Biomed Middle East

Feces Analysis To Identify Life-Threatening Bloodstream Infection

Working with mice and human patients, Eric Pamer, Carles Ubdea, and colleagues, at Memorial Sloan-Kettering Cancer Center, New York, have generated data that suggest that high-throughput DNA sequencing of bacteria in the gut could identify patients at high-risk of life-threatening bloodstream infection with the antibiotic-resistant bacterium vancomycin-resistant Enterococcus (VRE).

Bacterial infections acquired as a result of treatment in a hospital or health-care unit kill approximately 100,000 people a year in the US. Many of these lethal infections are caused by antibiotic-resistant bacteria such as VRE. Fatal VRE infections occur when VRE leaves the gut and invades the bloodstream.

Although patients with a compromised immune system are most at risk of these infections, not all become infected. It would therefore be useful to develop ways to identify more precisely those at greatest risk.

In the study, high-throughput DNA sequencing of bacteria in the gut (a process done by analyzing the feces) confirmed previous studies that antibiotic treatment dramatically disturbs the pattern of bacteria present.

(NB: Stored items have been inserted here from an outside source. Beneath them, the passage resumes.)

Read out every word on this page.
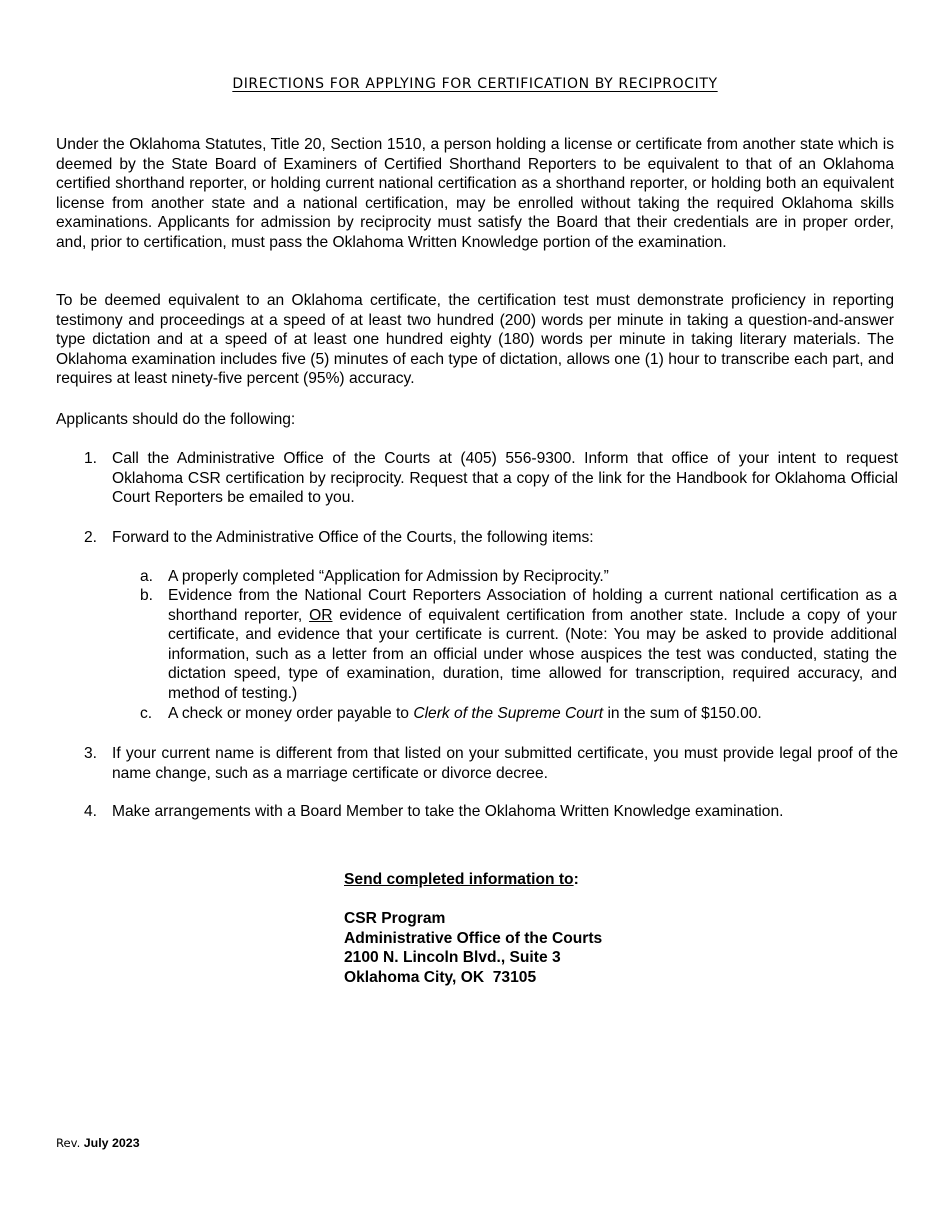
DIRECTIONS FOR APPLYING FOR CERTIFICATION BY RECIPROCITY

Under the Oklahoma Statutes, Title 20, Section 1510, a person holding a license or certificate from another state which is deemed by the State Board of Examiners of Certified Shorthand Reporters to be equivalent to that of an Oklahoma certified shorthand reporter, or holding current national certification as a shorthand reporter, or holding both an equivalent license from another state and a national certification, may be enrolled without taking the required Oklahoma skills examinations. Applicants for admission by reciprocity must satisfy the Board that their credentials are in proper order, and, prior to certification, must pass the Oklahoma Written Knowledge portion of the examination.

To be deemed equivalent to an Oklahoma certificate, the certification test must demonstrate proficiency in reporting testimony and proceedings at a speed of at least two hundred (200) words per minute in taking a question-and-answer type dictation and at a speed of at least one hundred eighty (180) words per minute in taking literary materials. The Oklahoma examination includes five (5) minutes of each type of dictation, allows one (1) hour to transcribe each part, and requires at least ninety-five percent (95%) accuracy.

Applicants should do the following:

1. Call the Administrative Office of the Courts at (405) 556-9300. Inform that office of your intent to request Oklahoma CSR certification by reciprocity. Request that a copy of the link for the Handbook for Oklahoma Official Court Reporters be emailed to you.

2. Forward to the Administrative Office of the Courts, the following items:

a. A properly completed “Application for Admission by Reciprocity.”

b. Evidence from the National Court Reporters Association of holding a current national certification as a shorthand reporter, OR evidence of equivalent certification from another state. Include a copy of your certificate, and evidence that your certificate is current. (Note: You may be asked to provide additional information, such as a letter from an official under whose auspices the test was conducted, stating the dictation speed, type of examination, duration, time allowed for transcription, required accuracy, and method of testing.)

c.	A check or money order payable to Clerk of the Supreme Court in the sum of $150.00.

3. If your current name is different from that listed on your submitted certificate, you must provide legal proof of the name change, such as a marriage certificate or divorce decree.

4. Make arrangements with a Board Member to take the Oklahoma Written Knowledge examination.

Send completed information to:

CSR Program
Administrative Office of the Courts
2100 N. Lincoln Blvd., Suite 3
Oklahoma City, OK  73105
Rev. July 2023
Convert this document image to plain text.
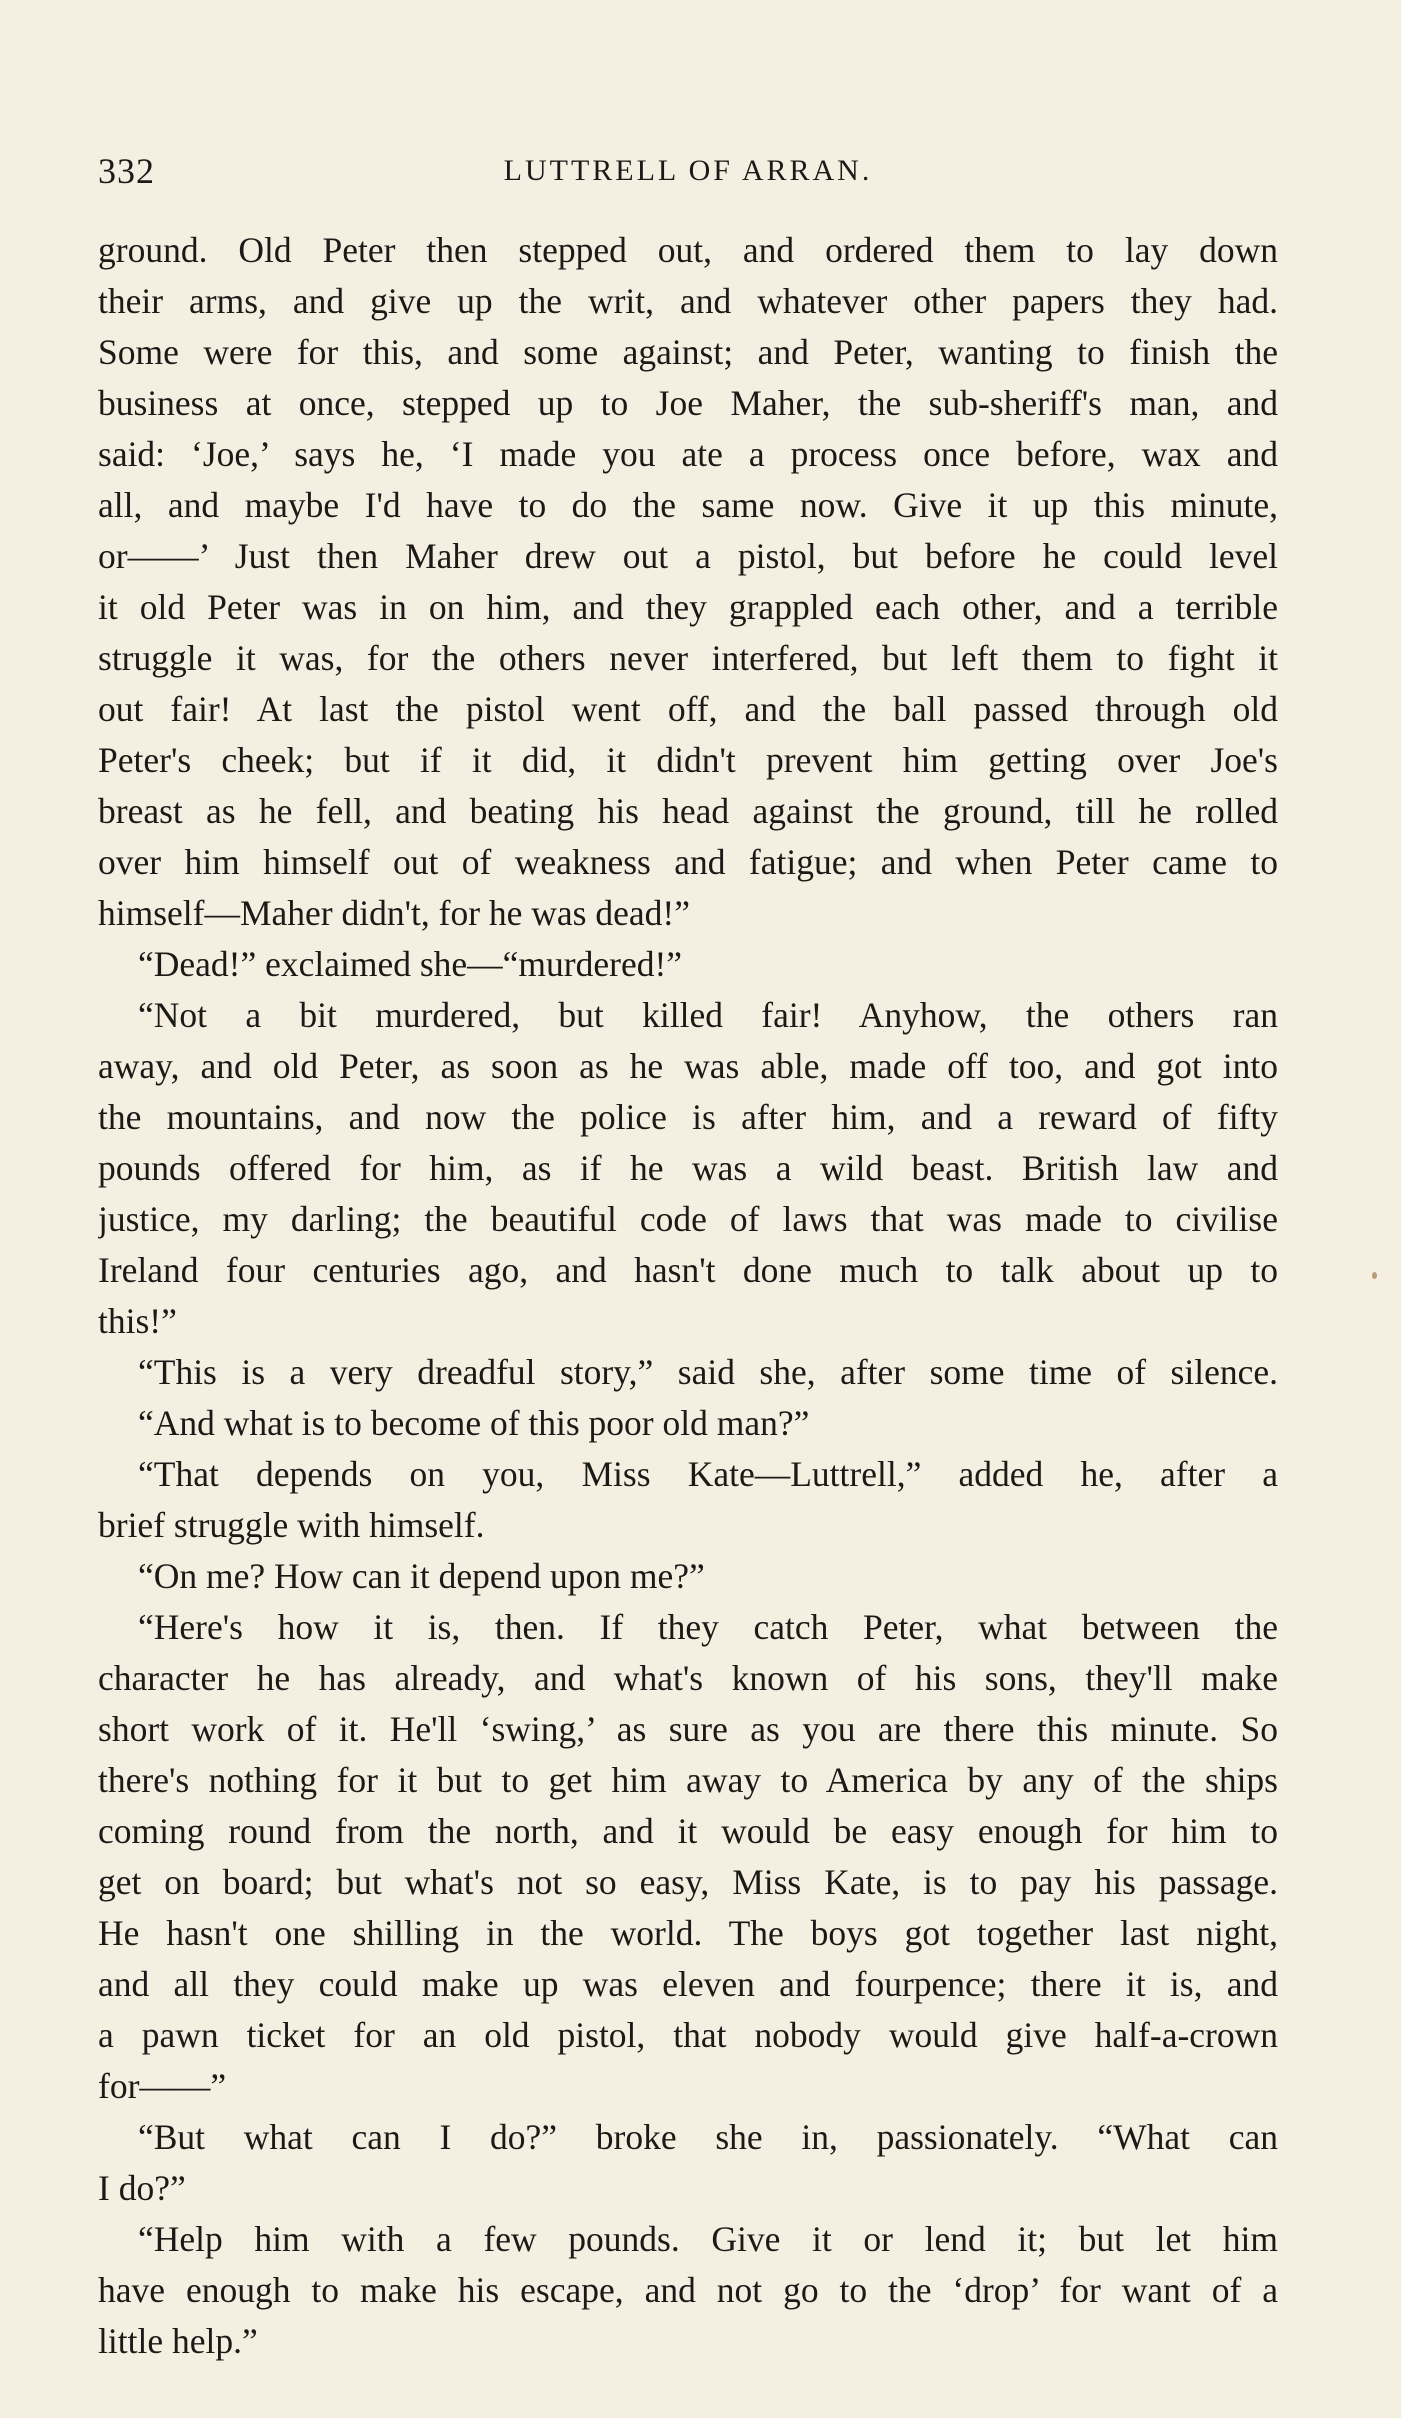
332	LUTTRELL OF ARRAN.
ground. Old Peter then stepped out, and ordered them to lay down
their arms, and give up the writ, and whatever other papers they had.
Some were for this, and some against; and Peter, wanting to finish the
business at once, stepped up to Joe Maher, the sub-sheriff's man, and
said: ‘Joe,’ says he, ‘I made you ate a process once before, wax and
all, and maybe I'd have to do the same now. Give it up this minute,
or——’ Just then Maher drew out a pistol, but before he could level
it old Peter was in on him, and they grappled each other, and a terrible
struggle it was, for the others never interfered, but left them to fight it
out fair! At last the pistol went off, and the ball passed through old
Peter's cheek; but if it did, it didn't prevent him getting over Joe's
breast as he fell, and beating his head against the ground, till he rolled
over him himself out of weakness and fatigue; and when Peter came to
himself—Maher didn't, for he was dead!”
“Dead!” exclaimed she—“murdered!”
“Not a bit murdered, but killed fair! Anyhow, the others ran
away, and old Peter, as soon as he was able, made off too, and got into
the mountains, and now the police is after him, and a reward of fifty
pounds offered for him, as if he was a wild beast. British law and
justice, my darling; the beautiful code of laws that was made to civilise
Ireland four centuries ago, and hasn't done much to talk about up to
this!”
“This is a very dreadful story,” said she, after some time of silence.
“And what is to become of this poor old man?”
“That depends on you, Miss Kate—Luttrell,” added he, after a
brief struggle with himself.
“On me? How can it depend upon me?”
“Here's how it is, then. If they catch Peter, what between the
character he has already, and what's known of his sons, they'll make
short work of it. He'll ‘swing,’ as sure as you are there this minute. So
there's nothing for it but to get him away to America by any of the ships
coming round from the north, and it would be easy enough for him to
get on board; but what's not so easy, Miss Kate, is to pay his passage.
He hasn't one shilling in the world. The boys got together last night,
and all they could make up was eleven and fourpence; there it is, and
a pawn ticket for an old pistol, that nobody would give half-a-crown
for——”
“But what can I do?” broke she in, passionately. “What can
I do?”
“Help him with a few pounds. Give it or lend it; but let him
have enough to make his escape, and not go to the ‘drop’ for want of a
little help.”
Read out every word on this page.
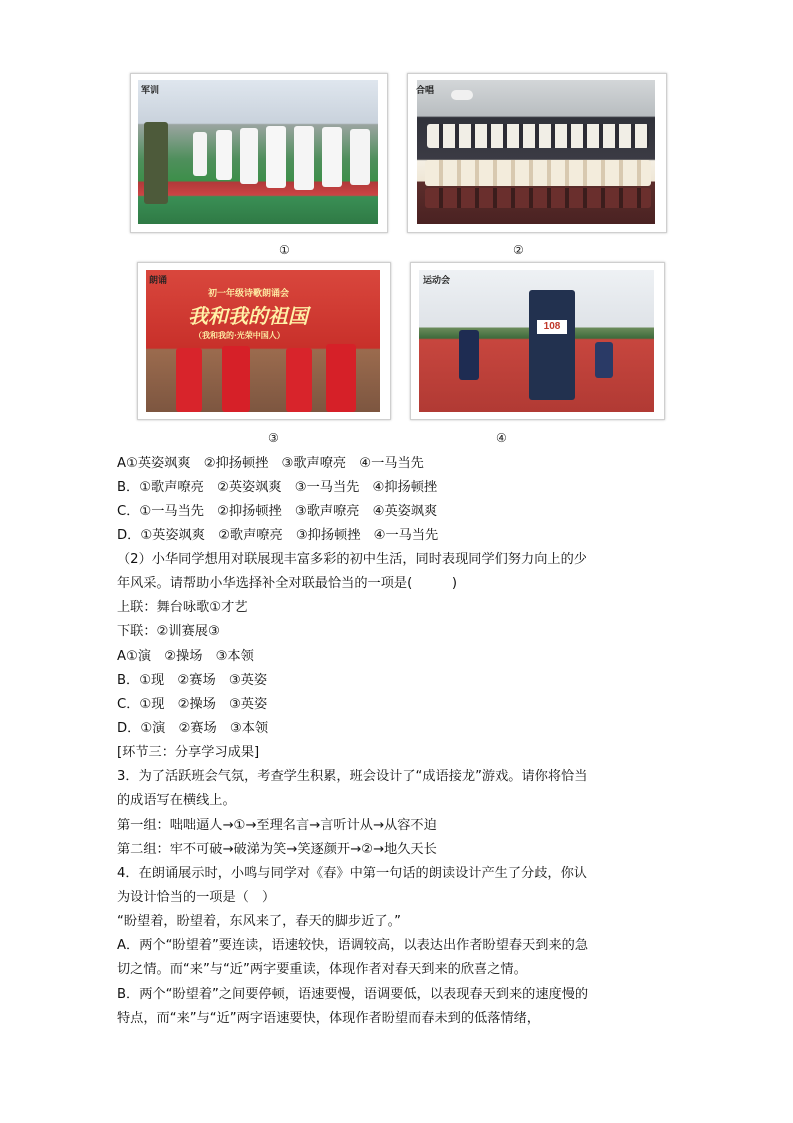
军训
①
合唱
②
初一年级诗歌朗诵会
我和我的祖国
（我和我的·光荣中国人）
朗诵
③
108
运动会
④
A①英姿飒爽　②抑扬顿挫　③歌声嘹亮　④一马当先
B．①歌声嘹亮　②英姿飒爽　③一马当先　④抑扬顿挫
C．①一马当先　②抑扬顿挫　③歌声嘹亮　④英姿飒爽
D．①英姿飒爽　②歌声嘹亮　③抑扬顿挫　④一马当先
（2）小华同学想用对联展现丰富多彩的初中生活，同时表现同学们努力向上的少
年风采。请帮助小华选择补全对联最恰当的一项是(　　　)
上联：舞台咏歌①才艺
下联：②训赛展③
A①演　②操场　③本领
B．①现　②赛场　③英姿
C．①现　②操场　③英姿
D．①演　②赛场　③本领
[环节三：分享学习成果]
3．为了活跃班会气氛，考查学生积累，班会设计了“成语接龙”游戏。请你将恰当
的成语写在横线上。
第一组：咄咄逼人→①→至理名言→言听计从→从容不迫
第二组：牢不可破→破涕为笑→笑逐颜开→②→地久天长
4．在朗诵展示时，小鸣与同学对《春》中第一句话的朗读设计产生了分歧，你认
为设计恰当的一项是（　）
“盼望着，盼望着，东风来了，春天的脚步近了。”
A．两个“盼望着”要连读，语速较快，语调较高，以表达出作者盼望春天到来的急
切之情。而“来”与“近”两字要重读，体现作者对春天到来的欣喜之情。
B．两个“盼望着”之间要停顿，语速要慢，语调要低，以表现春天到来的速度慢的
特点，而“来”与“近”两字语速要快，体现作者盼望而春未到的低落情绪，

Of immense potential clinical value was the observation that subsequent colonization of the gut predominantly with Enterococcal bacteria preceded bloodstream invasion with VRE.

Thus, as the authors and, in an accompanying commentary, Colby Zaph, at the University of British Columbia, Vancouver, suggest, monitoring fecal bacteria content could identify patients at high risk of bloodstream infection with VRE and provide a window for therapeutic intervention.